Seus dedos traçaram o contorno da própria mão, imaginando a sensação de não poder mais ver as cores, as formas, o mundo ao seu redor. A escuridão devia ser avassaladora, um peso constante sobre os ombros. Ela admirou a força que ele demonstrava, mesmo em sua hostilidade, uma resistência teimosa contra a sua nova realidade.
Um leve suspiro escapou dos lábios de Arthur, quebrando o silêncio do quarto. Sabrina prendeu a respiração, observando-o atentamente. Seus olhos se moveram levemente sob as pálpebras fechadas, como se estivesse sonhando. Por um instante, a enfermeira permitiu-se imaginar o homem por trás da máscara de sarcasmo e amargura. Quem era Arthur Maldonado antes do acidente? Um homem alegre? Apaixonado pela vida? Pelo seu trabalho?

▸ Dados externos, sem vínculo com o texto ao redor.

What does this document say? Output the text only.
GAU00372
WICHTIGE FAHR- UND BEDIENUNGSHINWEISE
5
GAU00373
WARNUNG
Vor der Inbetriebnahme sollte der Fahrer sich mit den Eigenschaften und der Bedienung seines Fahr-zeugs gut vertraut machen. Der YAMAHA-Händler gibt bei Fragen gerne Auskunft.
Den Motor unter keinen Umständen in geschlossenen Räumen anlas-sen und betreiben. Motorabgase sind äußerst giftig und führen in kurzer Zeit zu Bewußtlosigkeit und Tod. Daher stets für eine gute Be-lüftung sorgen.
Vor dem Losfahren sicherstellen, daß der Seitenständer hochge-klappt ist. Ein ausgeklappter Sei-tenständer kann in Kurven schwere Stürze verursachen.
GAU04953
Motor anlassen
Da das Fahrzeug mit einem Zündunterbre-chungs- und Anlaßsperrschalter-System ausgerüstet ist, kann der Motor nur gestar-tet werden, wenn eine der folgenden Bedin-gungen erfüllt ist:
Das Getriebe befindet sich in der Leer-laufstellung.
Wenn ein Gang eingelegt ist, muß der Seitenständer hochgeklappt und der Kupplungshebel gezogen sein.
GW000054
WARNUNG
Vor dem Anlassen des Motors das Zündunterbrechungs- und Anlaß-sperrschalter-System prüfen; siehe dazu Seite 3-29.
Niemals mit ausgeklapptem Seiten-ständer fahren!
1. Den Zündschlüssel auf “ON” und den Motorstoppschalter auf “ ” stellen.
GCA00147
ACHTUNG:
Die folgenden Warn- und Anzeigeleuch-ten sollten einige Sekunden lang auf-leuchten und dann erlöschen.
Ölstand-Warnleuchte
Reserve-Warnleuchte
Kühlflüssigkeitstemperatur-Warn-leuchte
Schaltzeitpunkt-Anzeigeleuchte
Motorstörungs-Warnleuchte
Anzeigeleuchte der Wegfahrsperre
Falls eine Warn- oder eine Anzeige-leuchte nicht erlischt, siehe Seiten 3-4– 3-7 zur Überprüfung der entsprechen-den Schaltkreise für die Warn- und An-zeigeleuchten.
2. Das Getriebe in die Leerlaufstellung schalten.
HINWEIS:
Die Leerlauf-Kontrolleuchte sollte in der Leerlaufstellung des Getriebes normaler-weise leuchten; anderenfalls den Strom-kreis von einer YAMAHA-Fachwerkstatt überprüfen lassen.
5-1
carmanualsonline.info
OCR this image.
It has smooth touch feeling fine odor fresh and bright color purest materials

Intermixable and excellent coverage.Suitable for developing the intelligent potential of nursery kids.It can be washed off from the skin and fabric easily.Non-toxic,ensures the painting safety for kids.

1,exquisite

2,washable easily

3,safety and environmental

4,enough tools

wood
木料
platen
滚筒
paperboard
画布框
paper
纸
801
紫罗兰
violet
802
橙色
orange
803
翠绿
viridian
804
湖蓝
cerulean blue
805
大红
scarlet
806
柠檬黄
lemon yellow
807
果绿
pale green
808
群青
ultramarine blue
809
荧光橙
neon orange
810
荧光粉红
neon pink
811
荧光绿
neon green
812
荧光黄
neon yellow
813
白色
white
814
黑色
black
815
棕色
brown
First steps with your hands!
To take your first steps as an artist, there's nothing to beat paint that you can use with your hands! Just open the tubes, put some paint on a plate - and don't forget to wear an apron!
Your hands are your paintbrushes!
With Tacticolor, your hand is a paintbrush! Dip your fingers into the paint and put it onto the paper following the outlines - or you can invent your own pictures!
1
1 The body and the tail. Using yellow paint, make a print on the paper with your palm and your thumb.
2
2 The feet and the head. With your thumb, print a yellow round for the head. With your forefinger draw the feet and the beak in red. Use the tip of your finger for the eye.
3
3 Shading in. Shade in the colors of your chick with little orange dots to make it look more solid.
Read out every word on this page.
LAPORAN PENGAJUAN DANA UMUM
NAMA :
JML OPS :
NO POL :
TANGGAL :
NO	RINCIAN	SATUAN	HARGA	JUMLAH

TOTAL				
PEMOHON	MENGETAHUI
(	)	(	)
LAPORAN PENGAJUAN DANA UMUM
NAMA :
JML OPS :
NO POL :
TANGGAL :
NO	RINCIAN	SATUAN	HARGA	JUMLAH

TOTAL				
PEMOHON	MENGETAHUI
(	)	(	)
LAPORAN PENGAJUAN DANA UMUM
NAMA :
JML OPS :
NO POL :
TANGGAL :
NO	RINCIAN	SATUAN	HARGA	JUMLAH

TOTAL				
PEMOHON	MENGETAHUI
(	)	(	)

A porta rangeu suavemente, e Vera espiou para dentro do quarto. Ao ver Sabrina sentada ali, observando Arthur com uma expressão serena, a governanta sorriu discretamente e fez um gesto silencioso de aprovação antes de se retirar, fechando a porta com cuidado.
Sabrina voltou sua atenção para Arthur, sentindo um misto de desafio e determinação. Ela não seria apenas mais uma enfermeira a desistir. Ela se esforçaria para romper a barreira de sua dor, para encontrar uma maneira de ajudá-lo a reconstruir sua vida, mesmo na escuridão.
Sabrina ficou ali por algum tempo, mas ao perceber que Arthur poderia demorar a acordar, resolveu voltar para seu quarto e guardar suas roupas no closet.
Ao levanta-se, ela tropeçou na perna da poltrona. -- Quem está aí? -- Perguntou Arthur acordando rapidamente. -- Sabrina engoliu em seco sentindo-se intimidada. -- Sou eu Sr. Maldonado, a enfermeira Sabrina Santos.
Arthur abriu os olhos, mesmo sem poder enxergar podia ouvir a respiração ofegante da enfermeira ao lado da cama.
-- O que está fazendo aqui? -- Pergunta novamente com tom de desagrado. -- Vim ver como estava e acabei tropeçando na poltrona, me desculpe por atrapalhar o seu descanso.
Arthur ficou em silêncio por um momento. -- Saia do meu quarto, se for preciso te chamarei. -- Ele falou com arrogância. -- Sabrina mordeu os lábios imaginando como respondê-lo.
-- Não posso sair agora, preciso da sua medicação marcada para as duas horas da tarde. -- Sabrina logo lembrou do medicamento de Arthur.